Ce secteur traite uniquement des matières premières et des produits intermédiaires, utilisés par l’ensemble des autres industries. Même si ces produits sont finalement peu visibles du grand public, ils n’en sont pas moins indispensables.

Un état des lieux

  • Un chiffre d’affaires de 241 milliards d’euros en 2010 ;
  • Un secteur fortement touché par des restructurations et des difficultés économiques conséquentes, notamment dans les domaines de la sidérurgie, de l’automobile ou encore du BTP ;
  • Un fort déficit d’image et un manque d’attractivité pour les jeunes diplômés et les chercheurs ;
  • Un secteur dominé par les grands groupes mondiaux tels que ArcelorMittal, Essilor, Arkema, Rhodia ou encore Saint-Gobain. En parallèle, une multitude de PME-PMI interviennent sur des domaines ultra spécialisés ;
  • Un rôle de fournisseur de supports et de solutions technologiques pour le développement des autres industries. Les efforts en matière de R&D sur cette filière conditionnent donc les évolutions technologiques de demain dans des domaines aussi variés que l’automobile, l’aéronautique ou la médecine.

Les enjeux technologiques

  • Se préparer à la raréfaction des matières premières et des ressources énergétiques utilisées pour la production ;
  • Développer des produits et procédés écoresponsables tant dans leur conception que dans leur utilisation finale (empreinte énergétique, limitation des émissions polluantes, recyclage) ;
  • Respecter les contraintes normatives locales et internationales (protocole de Kyoto, Grenelle de l’environnement, règlementation REACH);
  • Fournir aux autres secteurs des matériaux innovants, répondant à leurs contraintes techniques propres (légèreté, résistance, propriétés isolantes).

Les enjeux économiques

  • Faire face à la hausse du prix des matières premières (métaux, énergie) ;
  • Anticiper les évolutions du tissu industriel international, avec un recentrage de certaines activités sur l’Inde et l’Asie et une concurrence accrue sur certains domaines d’activité ;
  • Gérer la perte de connaissances liée aux départs en retraite de personnes qualifiées non remplacées, dans l’hémisphère nord et sur les secteurs les plus vieillissants (sidérurgie, automobile) notamment ;
  • Développer des solutions innovantes technologiquement, mais rentables économiquement, dans des secteurs d’activité historiquement très capitalistiques.

Des zones d’innovation

  • Les nanotechnologies
    C’est la transposition de technologies existantes à une échelle nanométrique, soit pour la production de nano-matériaux, soit pour la conception de nano-systèmes.

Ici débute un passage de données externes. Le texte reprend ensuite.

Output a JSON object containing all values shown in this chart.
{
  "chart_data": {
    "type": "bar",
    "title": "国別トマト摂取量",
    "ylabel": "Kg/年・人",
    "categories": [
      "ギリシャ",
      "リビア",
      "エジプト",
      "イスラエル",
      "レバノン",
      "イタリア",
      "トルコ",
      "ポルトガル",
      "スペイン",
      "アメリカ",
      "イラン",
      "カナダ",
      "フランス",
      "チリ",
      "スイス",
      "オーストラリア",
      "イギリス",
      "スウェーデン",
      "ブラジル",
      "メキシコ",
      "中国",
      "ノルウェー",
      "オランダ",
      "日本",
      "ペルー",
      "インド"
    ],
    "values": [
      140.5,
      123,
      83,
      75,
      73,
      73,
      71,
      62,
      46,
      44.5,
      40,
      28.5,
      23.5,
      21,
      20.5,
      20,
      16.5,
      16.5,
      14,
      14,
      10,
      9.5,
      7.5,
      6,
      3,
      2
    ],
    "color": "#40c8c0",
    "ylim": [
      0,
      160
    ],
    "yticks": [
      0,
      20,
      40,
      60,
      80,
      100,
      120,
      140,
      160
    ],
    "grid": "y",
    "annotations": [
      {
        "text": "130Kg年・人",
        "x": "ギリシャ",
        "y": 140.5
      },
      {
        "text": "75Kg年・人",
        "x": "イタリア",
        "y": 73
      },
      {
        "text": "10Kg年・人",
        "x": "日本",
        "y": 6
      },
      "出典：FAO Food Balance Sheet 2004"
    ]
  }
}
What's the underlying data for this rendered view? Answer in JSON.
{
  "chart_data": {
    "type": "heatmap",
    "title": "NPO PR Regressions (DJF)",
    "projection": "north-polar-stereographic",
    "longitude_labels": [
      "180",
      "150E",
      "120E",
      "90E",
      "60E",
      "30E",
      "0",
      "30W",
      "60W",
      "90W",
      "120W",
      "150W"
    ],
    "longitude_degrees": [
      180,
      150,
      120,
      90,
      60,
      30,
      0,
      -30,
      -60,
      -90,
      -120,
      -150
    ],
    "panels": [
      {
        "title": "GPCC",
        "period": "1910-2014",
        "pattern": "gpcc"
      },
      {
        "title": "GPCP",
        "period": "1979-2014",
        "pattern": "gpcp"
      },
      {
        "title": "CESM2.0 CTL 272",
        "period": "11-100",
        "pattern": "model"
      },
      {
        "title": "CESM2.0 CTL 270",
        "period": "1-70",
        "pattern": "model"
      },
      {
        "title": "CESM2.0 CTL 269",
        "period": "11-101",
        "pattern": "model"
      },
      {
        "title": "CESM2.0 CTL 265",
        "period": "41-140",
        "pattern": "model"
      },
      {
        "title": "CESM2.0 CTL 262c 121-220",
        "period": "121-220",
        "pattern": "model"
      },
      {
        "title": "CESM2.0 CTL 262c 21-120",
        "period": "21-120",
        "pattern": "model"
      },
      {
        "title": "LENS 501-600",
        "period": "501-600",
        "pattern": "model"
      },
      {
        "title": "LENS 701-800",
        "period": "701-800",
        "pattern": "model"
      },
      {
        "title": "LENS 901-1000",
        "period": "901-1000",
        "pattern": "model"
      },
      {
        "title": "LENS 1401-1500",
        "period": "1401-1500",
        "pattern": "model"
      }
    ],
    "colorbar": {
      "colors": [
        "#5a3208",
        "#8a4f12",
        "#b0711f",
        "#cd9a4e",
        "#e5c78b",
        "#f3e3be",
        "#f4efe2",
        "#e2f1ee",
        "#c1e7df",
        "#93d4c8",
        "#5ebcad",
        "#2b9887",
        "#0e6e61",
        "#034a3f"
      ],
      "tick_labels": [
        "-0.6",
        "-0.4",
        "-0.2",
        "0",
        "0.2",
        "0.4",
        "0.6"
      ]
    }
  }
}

Les applications possibles vont bien au-delà du simple domaine initial de l’informatique et de l’électronique, par exemple avec la conception de nano-systèmes pour délivrer certains principes actifs dans l’organisme.
  • Les matériaux intelligents
    Ces matériaux sont capables de s’adapter aux modifications de l’environnement externe. L’application la plus connue concerne l’industrie textile, mais l’emballage, la défense ou l’automobile sont également concernés.
  • Les biotechnologies blanches
    Elles visent à la conception de micro-organismes de synthèse, principalement utilisés dans la conception de biocarburants.
  • Le dépôt de couches minces
    Cela vise à procurer de nouvelles fonctionnalités ou performances aux matériaux via l’application d’un dépôt chimique sur un matériau donné. Les applications sont nombreuses en optique, en automobile ou dans l’énergie.